O município de São Paulo promoveu execução contra a CIE Brasil para cobrar valores supostamente devidos a título de ISS – Imposto Sobre Serviços. A empresa indicou à penhora sistema de ar-condicionado, escadas rolantes e cadeiras da casa de espetáculos Credicard Hall, imóvel de propriedade da CIE.

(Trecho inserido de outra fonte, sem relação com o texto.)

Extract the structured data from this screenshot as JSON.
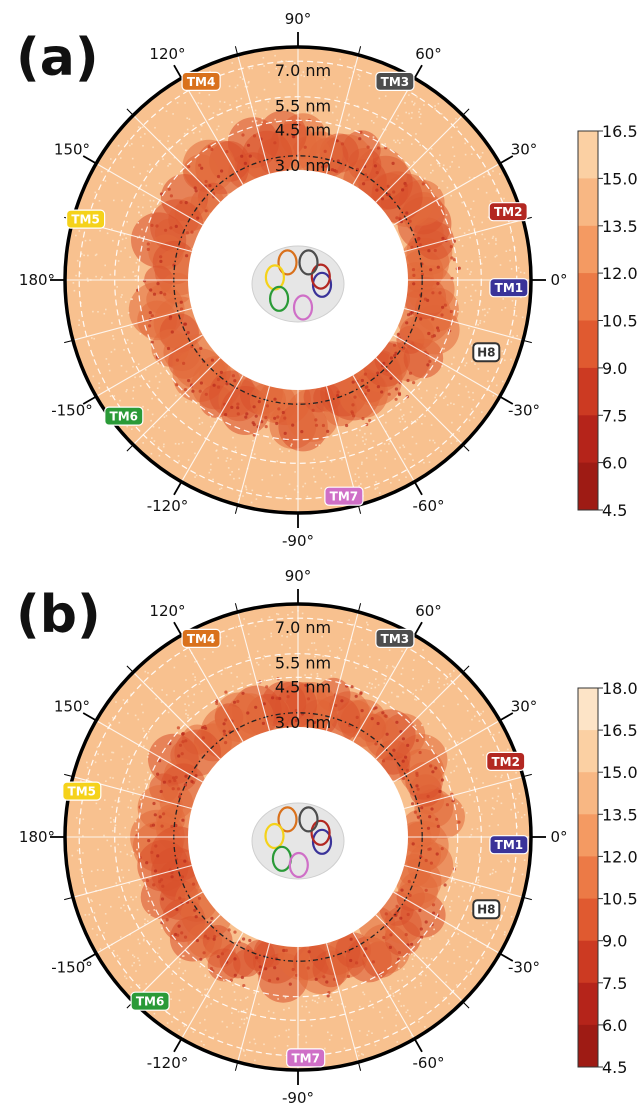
{
  "panels": [
    {
      "label": "(a)",
      "radial_rings": [
        "7.0 nm",
        "5.5 nm",
        "4.5 nm",
        "3.0 nm"
      ],
      "angle_labels": [
        "90°",
        "60°",
        "30°",
        "0°",
        "-30°",
        "-60°",
        "-90°",
        "-120°",
        "-150°",
        "180°",
        "150°",
        "120°"
      ],
      "helices": [
        {
          "name": "TM1",
          "angle_deg": -2,
          "color": "#3a3399",
          "text_color": "#ffffff"
        },
        {
          "name": "TM2",
          "angle_deg": 18,
          "color": "#b32822",
          "text_color": "#ffffff"
        },
        {
          "name": "TM3",
          "angle_deg": 64,
          "color": "#4d4d4d",
          "text_color": "#ffffff"
        },
        {
          "name": "TM4",
          "angle_deg": 116,
          "color": "#d9711c",
          "text_color": "#ffffff"
        },
        {
          "name": "TM5",
          "angle_deg": 164,
          "color": "#f5d21a",
          "text_color": "#ffffff"
        },
        {
          "name": "TM6",
          "angle_deg": -142,
          "color": "#2a9a37",
          "text_color": "#ffffff"
        },
        {
          "name": "TM7",
          "angle_deg": -78,
          "color": "#cf6fc7",
          "text_color": "#ffffff"
        },
        {
          "name": "H8",
          "angle_deg": -20,
          "color": "#ffffff",
          "text_color": "#333333"
        }
      ],
      "colorbar": {
        "ticks": [
          "16.5",
          "15.0",
          "13.5",
          "12.0",
          "10.5",
          "9.0",
          "7.5",
          "6.0",
          "4.5"
        ]
      }
    },
    {
      "label": "(b)",
      "radial_rings": [
        "7.0 nm",
        "5.5 nm",
        "4.5 nm",
        "3.0 nm"
      ],
      "angle_labels": [
        "90°",
        "60°",
        "30°",
        "0°",
        "-30°",
        "-60°",
        "-90°",
        "-120°",
        "-150°",
        "180°",
        "150°",
        "120°"
      ],
      "helices": [
        {
          "name": "TM1",
          "angle_deg": -2,
          "color": "#3a3399",
          "text_color": "#ffffff"
        },
        {
          "name": "TM2",
          "angle_deg": 20,
          "color": "#b32822",
          "text_color": "#ffffff"
        },
        {
          "name": "TM3",
          "angle_deg": 64,
          "color": "#4d4d4d",
          "text_color": "#ffffff"
        },
        {
          "name": "TM4",
          "angle_deg": 116,
          "color": "#d9711c",
          "text_color": "#ffffff"
        },
        {
          "name": "TM5",
          "angle_deg": 168,
          "color": "#f5d21a",
          "text_color": "#ffffff"
        },
        {
          "name": "TM6",
          "angle_deg": -132,
          "color": "#2a9a37",
          "text_color": "#ffffff"
        },
        {
          "name": "TM7",
          "angle_deg": -88,
          "color": "#cf6fc7",
          "text_color": "#ffffff"
        },
        {
          "name": "H8",
          "angle_deg": -20,
          "color": "#ffffff",
          "text_color": "#333333"
        }
      ],
      "colorbar": {
        "ticks": [
          "18.0",
          "16.5",
          "15.0",
          "13.5",
          "12.0",
          "10.5",
          "9.0",
          "7.5",
          "6.0",
          "4.5"
        ]
      }
    }
  ],
  "chart_data": [
    {
      "type": "heatmap",
      "projection": "polar",
      "radial_ticks_nm": [
        3.0,
        4.5,
        5.5,
        7.0
      ],
      "angle_ticks_deg": [
        0,
        30,
        60,
        90,
        120,
        150,
        180,
        -150,
        -120,
        -90,
        -60,
        -30
      ],
      "colorbar_range": [
        4.5,
        16.5
      ],
      "colorbar_ticks": [
        16.5,
        15.0,
        13.5,
        12.0,
        10.5,
        9.0,
        7.5,
        6.0,
        4.5
      ],
      "colormap": "OrRd_r",
      "grid": true
    },
    {
      "type": "heatmap",
      "projection": "polar",
      "radial_ticks_nm": [
        3.0,
        4.5,
        5.5,
        7.0
      ],
      "angle_ticks_deg": [
        0,
        30,
        60,
        90,
        120,
        150,
        180,
        -150,
        -120,
        -90,
        -60,
        -30
      ],
      "colorbar_range": [
        4.5,
        18.0
      ],
      "colorbar_ticks": [
        18.0,
        16.5,
        15.0,
        13.5,
        12.0,
        10.5,
        9.0,
        7.5,
        6.0,
        4.5
      ],
      "colormap": "OrRd_r",
      "grid": true
    }
  ]
}
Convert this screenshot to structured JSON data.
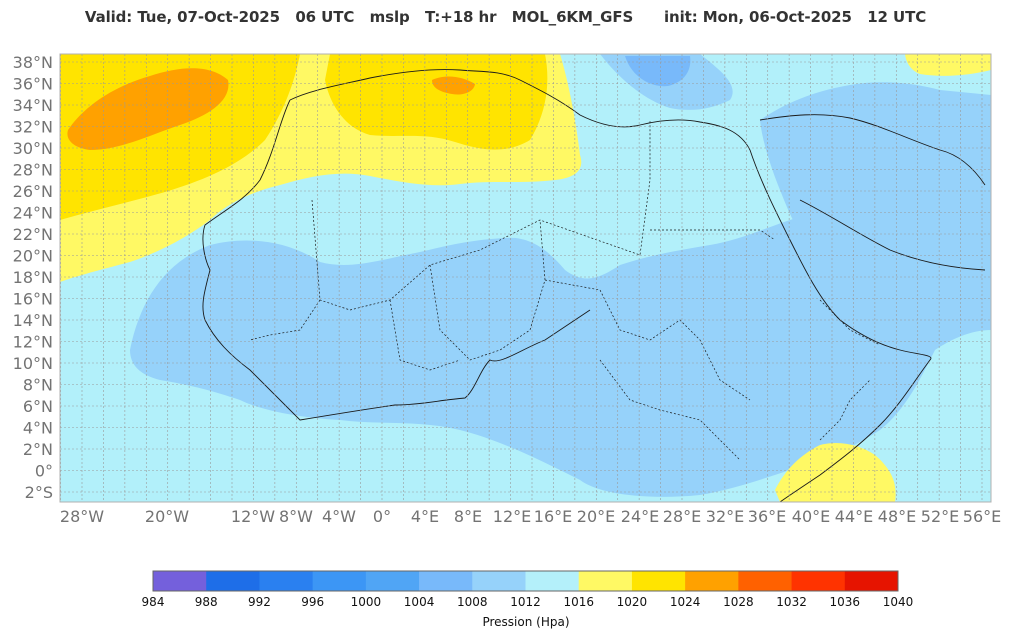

Os bens foram considerados de difícil alienação pelo município, ou seja, seria difícil despertar o interesse de possíveis compradores. Segundo a defesa do município, o ar-condicionado e as escadas rolantes teriam utilidade limitada, e as cadeiras indicadas à penhora não despertariam maior interesse dos licitantes.
A justificativa do município foi aceita em primeira instância, decisão confirmada pelo Tribunal de Justiça de São Paulo (TJ/SP). Para o Tribunal, a parte que promove a execução pode rejeitar os bens indicados à penhora pela parte que sofre a ação de cobrança.
A CIE Brasil S/A entrou com um recurso especial reiterando a alegação de não ser possível a recusa dos bens ofertados à penhora sob o argumento de serem de difícil comercialização. O recurso teve seu seguimento negado. Por esse motivo, o advogado da empresa entrou com um agravo (tipo de processo) para tentar a subida do recurso especial ao STJ.
Ao negar o pedido da empresa, o ministro Luiz Fux destacou ser entendimento pacífico da Primeira Turma do STJ que é “justificável a recusa de bens nomeados à penhora que se revelem de difícil alienação, havendo outros de mais fácil comercialização”.
O relator ressaltou ser “lícito ao juiz, em sede de execução fiscal, demonstrado que o bem nomeado à penhora é de difícil alienação, acolhendo impugnação do credor, determinar a substituição do bem penhorado, por outros livres, sem que haja malferimento do artigo 620 do Código de Processo Civil, máxime porque a penhora visa à expropriação de bens para satisfação integral do crédito exeqüendo”.
Além disso, segundo o ministro Luiz Fux, “a análise da viabilidade do bem indicado à penhora pela empresa executada demanda reexame das circunstâncias fáticas da causa (reexame de provas), o que é vedado em recurso especial, por força do óbice contido na Súmula 7 do STJ”.